When most people see a surgeon for a consultation, prior to agreeing to the actual surgery, the possible complications and ‘worst case scenarios’ should be well explained, both in terms of the impact on health and the possibilities for revision surgeries if something unexpected happens with the implant or an infection arises for example.
The initial consultation must be thorough and the decision to go ahead not taken lightly. You do get what you pay for and clinics and surgeons’ quality of care vary accordingly. I see initial patients for breast augmentation surgery for at least 45 minutes and then again usually without charge before they make a decision and book surgery.

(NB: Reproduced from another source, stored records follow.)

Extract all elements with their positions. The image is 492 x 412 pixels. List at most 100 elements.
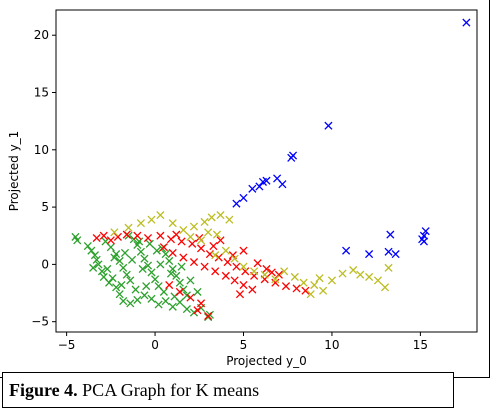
point-s0-11 (115, 290, 124, 299)
point-s2-14 (204, 228, 213, 237)
point-s1-27 (200, 262, 209, 271)
point-s0-57 (159, 287, 168, 296)
point-s0-13 (126, 299, 135, 308)
point-s1-10 (188, 239, 197, 248)
point-s0-39 (150, 275, 160, 284)
point-s0-31 (122, 270, 131, 279)
point-s0-56 (142, 282, 151, 291)
point-s0-48 (182, 291, 191, 300)
point-s2-35 (315, 274, 324, 283)
point-s0-4 (90, 251, 99, 260)
point-s1-9 (177, 237, 186, 246)
point-s2-34 (306, 290, 315, 299)
x-tick-label-2: 5 (240, 338, 248, 352)
point-s3-3 (255, 182, 264, 191)
point-s1-39 (235, 290, 245, 299)
point-s2-0 (110, 228, 119, 237)
point-s0-37 (143, 261, 153, 270)
point-s3-9 (288, 151, 298, 160)
point-s1-15 (232, 262, 241, 271)
point-s0-36 (140, 254, 149, 263)
point-s0-55 (131, 285, 140, 294)
point-s1-41 (239, 246, 248, 255)
point-s2-3 (147, 215, 156, 224)
point-s2-33 (380, 283, 390, 292)
point-s3-15 (419, 237, 428, 246)
point-s1-43 (274, 270, 283, 279)
point-s0-21 (182, 305, 191, 314)
point-s3-10 (324, 121, 333, 130)
point-s3-19 (365, 250, 374, 259)
point-s1-33 (165, 280, 174, 290)
point-s1-6 (143, 233, 153, 243)
x-tick-label-3: 10 (324, 338, 339, 352)
point-s0-32 (126, 276, 135, 285)
point-s0-15 (140, 291, 149, 300)
point-s1-42 (262, 264, 271, 274)
point-s0-30 (119, 263, 128, 272)
point-s1-24 (168, 248, 177, 257)
point-s0-59 (94, 260, 103, 269)
point-s0-9 (105, 278, 114, 287)
point-s0-5 (92, 255, 101, 264)
point-s0-47 (179, 285, 188, 294)
point-s2-13 (196, 236, 206, 245)
point-s1-19 (271, 278, 280, 287)
point-s1-20 (281, 282, 291, 291)
point-s2-11 (225, 215, 234, 224)
point-s1-48 (253, 259, 262, 268)
point-s1-11 (196, 244, 206, 253)
x-tick-label-0: −5 (58, 338, 76, 352)
point-s1-30 (230, 276, 239, 285)
point-s1-46 (209, 241, 218, 251)
point-s0-53 (108, 274, 117, 283)
point-s0-27 (106, 243, 115, 252)
point-s2-8 (200, 217, 209, 227)
point-s0-60 (103, 264, 112, 274)
point-s1-25 (179, 253, 188, 262)
point-s0-6 (89, 263, 98, 272)
point-s1-29 (221, 271, 230, 280)
point-s1-35 (186, 293, 195, 302)
point-s1-32 (248, 285, 257, 294)
point-s1-1 (99, 231, 108, 240)
point-s0-2 (83, 241, 92, 251)
point-s1-49 (267, 268, 276, 277)
point-s2-12 (186, 232, 195, 241)
point-s2-19 (260, 270, 269, 279)
point-s2-31 (373, 276, 383, 285)
point-s1-34 (175, 287, 184, 296)
point-s0-44 (168, 264, 177, 274)
point-s1-3 (113, 232, 122, 241)
point-s2-24 (310, 280, 319, 290)
point-s1-40 (216, 236, 225, 245)
y-tick-label-0: −5 (31, 315, 49, 329)
y-tick-label-2: 5 (41, 200, 49, 214)
point-s0-51 (145, 239, 154, 248)
caption-label: Figure 4. (9, 380, 78, 400)
x-axis-label: Projected y_0 (226, 354, 307, 368)
point-s0-65 (156, 260, 165, 269)
point-s1-23 (159, 243, 168, 252)
point-s1-16 (241, 267, 250, 276)
point-s0-52 (152, 246, 161, 255)
point-s0-38 (147, 268, 156, 277)
points-layer (71, 18, 471, 322)
point-s0-69 (193, 287, 202, 296)
point-s1-13 (214, 253, 223, 262)
y-tick-label-3: 10 (34, 143, 49, 157)
point-s1-36 (196, 299, 206, 308)
point-s2-22 (290, 272, 299, 282)
point-s0-22 (189, 308, 199, 317)
y-axis-label: Projected y_1 (7, 131, 21, 212)
point-s0-12 (119, 297, 128, 306)
point-s2-4 (156, 211, 165, 220)
plot-area-border (55, 9, 478, 333)
point-s2-21 (280, 267, 289, 276)
x-axis-ticks: −5 0 5 10 15 (58, 332, 428, 352)
point-s0-67 (177, 262, 186, 271)
point-s0-42 (161, 250, 170, 259)
point-s0-14 (133, 295, 142, 304)
point-s1-4 (122, 230, 131, 239)
point-s3-5 (262, 176, 271, 185)
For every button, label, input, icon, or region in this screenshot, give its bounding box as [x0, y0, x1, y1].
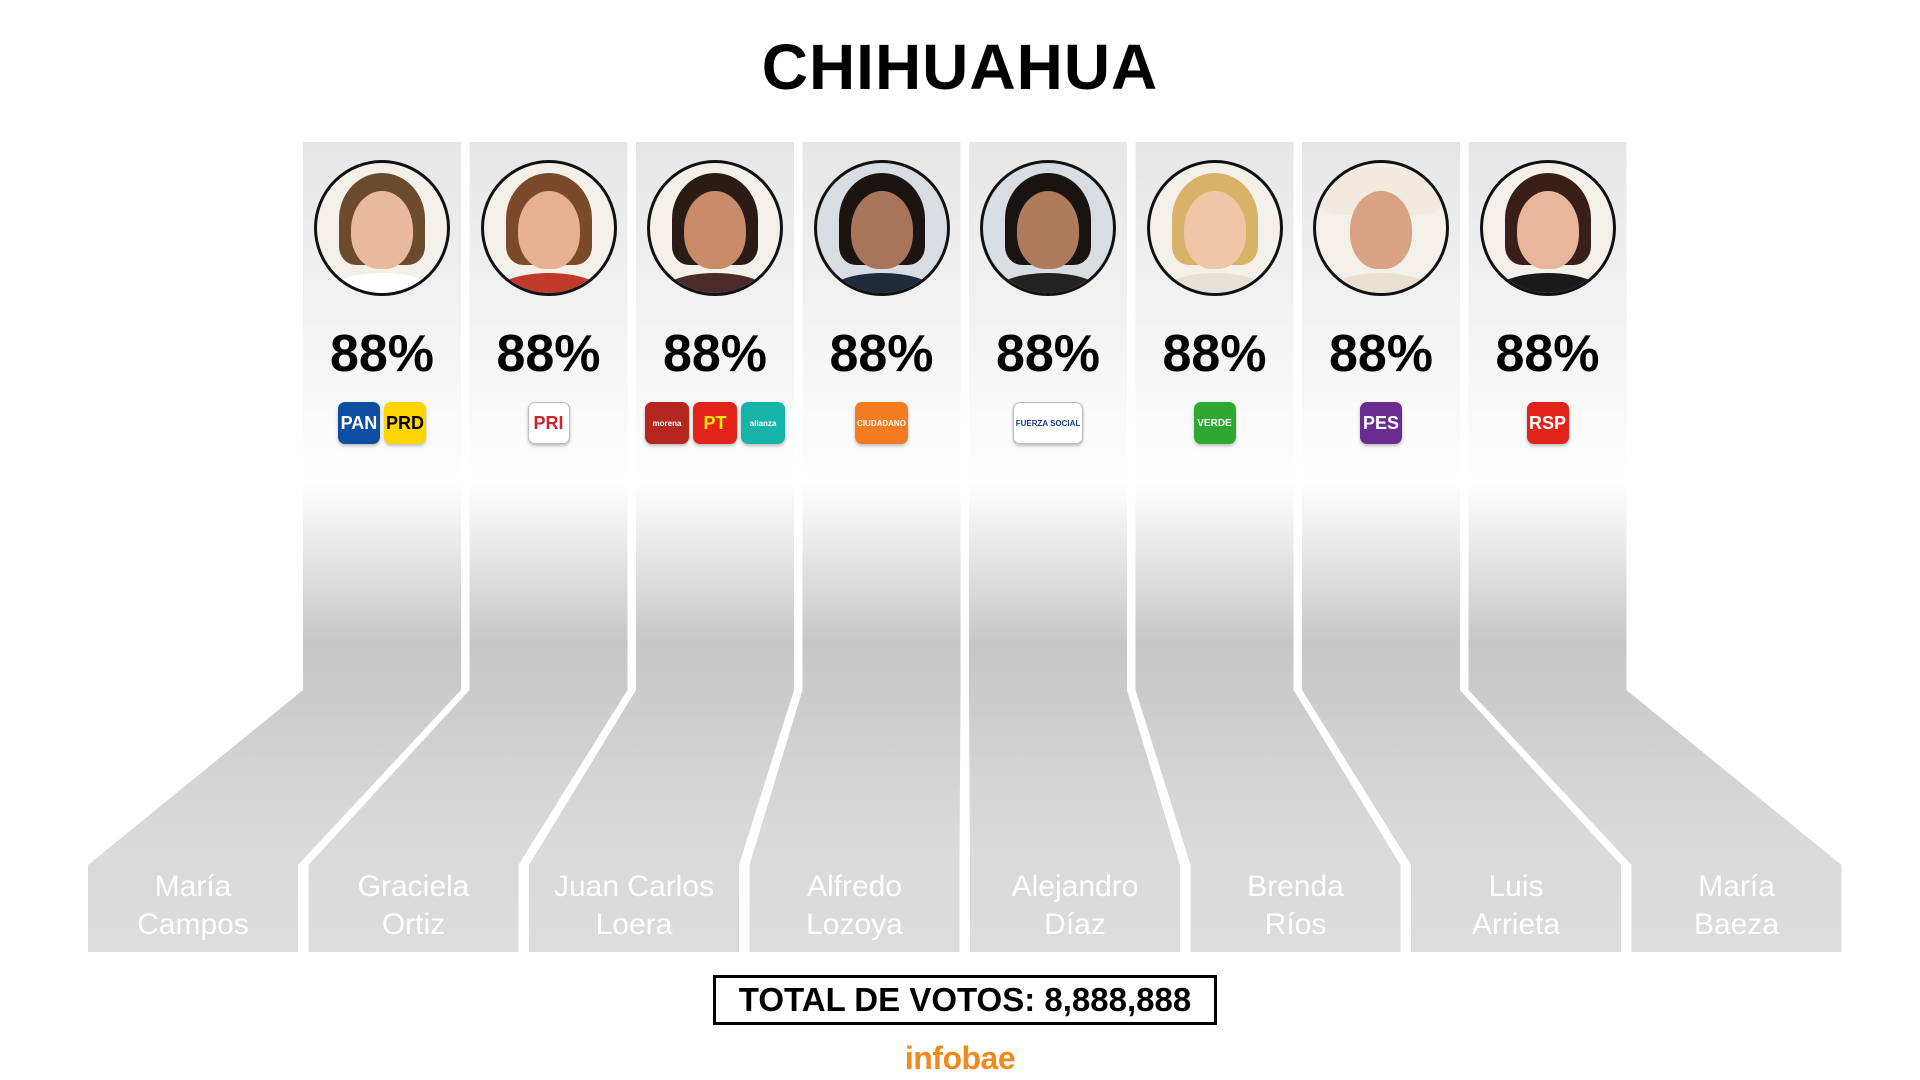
vote-percentage: 88% [1162, 325, 1267, 383]
shoulders-shape [655, 273, 775, 293]
party-logo-alianza: alianza [741, 402, 785, 444]
candidate-name-line1: Brenda [1247, 870, 1344, 903]
candidate-name: María Baeza [1637, 868, 1837, 944]
candidate-photo [980, 160, 1116, 296]
shoulders-shape [821, 273, 942, 293]
vote-percentage: 88% [662, 325, 768, 383]
face-shape [1017, 191, 1079, 269]
candidate-name-line1: Alfredo [806, 870, 903, 903]
party-logo-morena: morena [645, 402, 689, 444]
candidate-name-line2: Ríos [1264, 908, 1327, 941]
candidate-name: Graciela Ortiz [314, 868, 514, 944]
total-votes-box: TOTAL DE VOTOS: 8,888,888 [713, 975, 1217, 1025]
party-logos: morena PT alianza [635, 400, 795, 446]
vote-percentage: 88% [1328, 325, 1434, 383]
candidate-name-line2: Baeza [1693, 908, 1780, 941]
candidate-column-3 [529, 142, 794, 952]
candidate-name-line2: Díaz [1044, 908, 1106, 941]
party-logos: FUERZA SOCIAL [968, 400, 1128, 446]
candidate-name-line2: Lozoya [806, 908, 903, 941]
vote-percentage: 88% [995, 325, 1101, 383]
candidate-name-line1: María [1698, 870, 1775, 903]
candidate-name: María Campos [93, 868, 293, 944]
party-logo-fuerza-social: FUERZA SOCIAL [1012, 402, 1084, 444]
candidate-photo [314, 160, 450, 296]
candidate-name-line1: María [154, 870, 232, 903]
party-logo-pri: PRI [527, 402, 570, 444]
candidate-name: Juan Carlos Loera [534, 868, 734, 944]
face-shape [517, 191, 580, 269]
party-logos: CIUDADANO [802, 400, 962, 446]
vote-percentage: 88% [329, 325, 435, 383]
candidate-name-line1: Luis [1488, 870, 1544, 903]
candidate-name: Alejandro Díaz [975, 868, 1175, 944]
candidate-photo [480, 160, 617, 296]
shoulders-shape [988, 273, 1108, 293]
shoulders-shape [1487, 273, 1608, 293]
candidate-photo [1146, 160, 1283, 296]
candidate-name-line1: Alejandro [1011, 870, 1139, 903]
candidate-name-line2: Arrieta [1471, 908, 1561, 941]
party-logo-pan: PAN [337, 402, 380, 444]
vote-percentage: 88% [496, 325, 601, 383]
shoulders-shape [322, 273, 442, 293]
party-logo-ciudadano: CIUDADANO [855, 402, 908, 444]
candidate-name-line2: Campos [137, 908, 249, 941]
shoulders-shape [1321, 273, 1441, 293]
candidate-column-1 [88, 142, 461, 952]
party-logos: VERDE [1135, 400, 1295, 446]
candidate-name-line1: Graciela [357, 870, 470, 903]
candidate-photo [813, 160, 950, 296]
candidate-column-6 [1135, 142, 1401, 952]
face-shape [351, 191, 413, 269]
infobae-logo: infobae [904, 1040, 1016, 1076]
candidate-column-7 [1302, 142, 1621, 952]
party-logo-pes: PES [1360, 402, 1402, 444]
party-logos: RSP [1468, 400, 1628, 446]
candidate-column-8 [1468, 142, 1842, 952]
party-logos: PRI [469, 400, 629, 446]
shoulders-shape [1154, 273, 1275, 293]
candidate-name-line1: Juan Carlos [553, 870, 715, 903]
party-logo-pt: PT [693, 402, 737, 444]
face-shape [684, 191, 746, 269]
party-logos: PAN PRD [302, 400, 462, 446]
total-votes-label: TOTAL DE VOTOS: 8,888,888 [738, 981, 1192, 1018]
party-logo-prd: PRD [383, 402, 426, 444]
candidate-photo [1313, 160, 1449, 296]
candidate-name: Alfredo Lozoya [755, 868, 955, 944]
candidate-column-5 [969, 142, 1180, 952]
party-logo-verde: VERDE [1193, 402, 1236, 444]
face-shape [1516, 191, 1579, 269]
candidate-column-2 [308, 142, 628, 952]
party-logo-rsp: RSP [1526, 402, 1569, 444]
candidate-name: Luis Arrieta [1416, 868, 1616, 944]
face-shape [850, 191, 913, 269]
shoulders-shape [488, 273, 609, 293]
party-logos: PES [1301, 400, 1461, 446]
page-title: CHIHUAHUA [761, 31, 1159, 103]
vote-percentage: 88% [829, 325, 934, 383]
candidate-name-line2: Loera [595, 908, 673, 941]
candidate-column-4 [749, 142, 961, 952]
face-shape [1183, 191, 1246, 269]
candidate-photo [647, 160, 783, 296]
candidate-photo [1479, 160, 1616, 296]
candidate-name: Brenda Ríos [1196, 868, 1396, 944]
vote-percentage: 88% [1495, 325, 1600, 383]
face-shape [1350, 191, 1412, 269]
candidate-name-line2: Ortiz [381, 908, 446, 941]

Many people are confused about just what they’re buying when it comes to breast implants; it is important to remember that they are not a lifelong solution.
The guarantee offered by implant manufacturers, which is passed on by the surgeon to the patient, is usually against rupture and not that they will last 25 years as some people are led to believe. Most implants will need replacing after 10-12 years.
Although they appear intact macroscopically (i.e. to the naked eye) after 12 years they may have microscopic fractures in the surface, (this appears intact and is NOT a rupture), which makes the body form a capsule around it and the patient perceives firmness. There is no guarantee against this.
However, if there is macroscopic rupture i.e. the implant has burst, which can be detected by the presence of firmness around the implant or sometimes a lump (often the first reason why patients seek additional medical advice due to the association with cancer) or by an ultrasound or MRI scan, then the "rupture guarantee" means a new implant will be supplied free of charge (by the manufacturer) but you still have to pay for the revision surgery to be performed (i.e. the hospital and surgeon). This should be made clear to any potential patient in documents handed over and discussed during consultation, so it is important to read and understand that this is a possibility and could mean you incur further, future costs if the implant fails, most patients however tend to think "it will not happen to me"!
The cost of replacement surgery without implants included (as these would be free from the manufacturer at this point) is around £3,000 - £5000, although some larger cosmetic surgery chains are able to offer a reduced rate due to economies of scale.
Another possible complication of breast enlargement surgery is capsular contracture, where the body forms a covering of scar tissue around the implant, known as a ‘capsule’, because it does not like having a foreign body inside it. This is a consequence of the patient’s biology and is not related to the surgery being substandard. Patients are counselled at the time of pre-op consultation that this can happen to between 5-6% of patients, typically between 3 and 4 years after the original surgery.
If this occurs they may need more surgery to take out the implant and the capsule but they are liable for the full cost as it is not a fault of the surgeon, hospital or breast implant.
It’s not nice if these things happen, but patients must realise such complications do occur, so the decision to have breast augmentation in the first instance should not be made lightly. When a patient who is a suitable candidate for surgery undergoes augmentation the result is usually excellent but careful screening to prevent patients having surgery who might not get a good outcome is essential. Also be sure to understand all the possible consequences of the surgery so there are no surprises that you did not know about.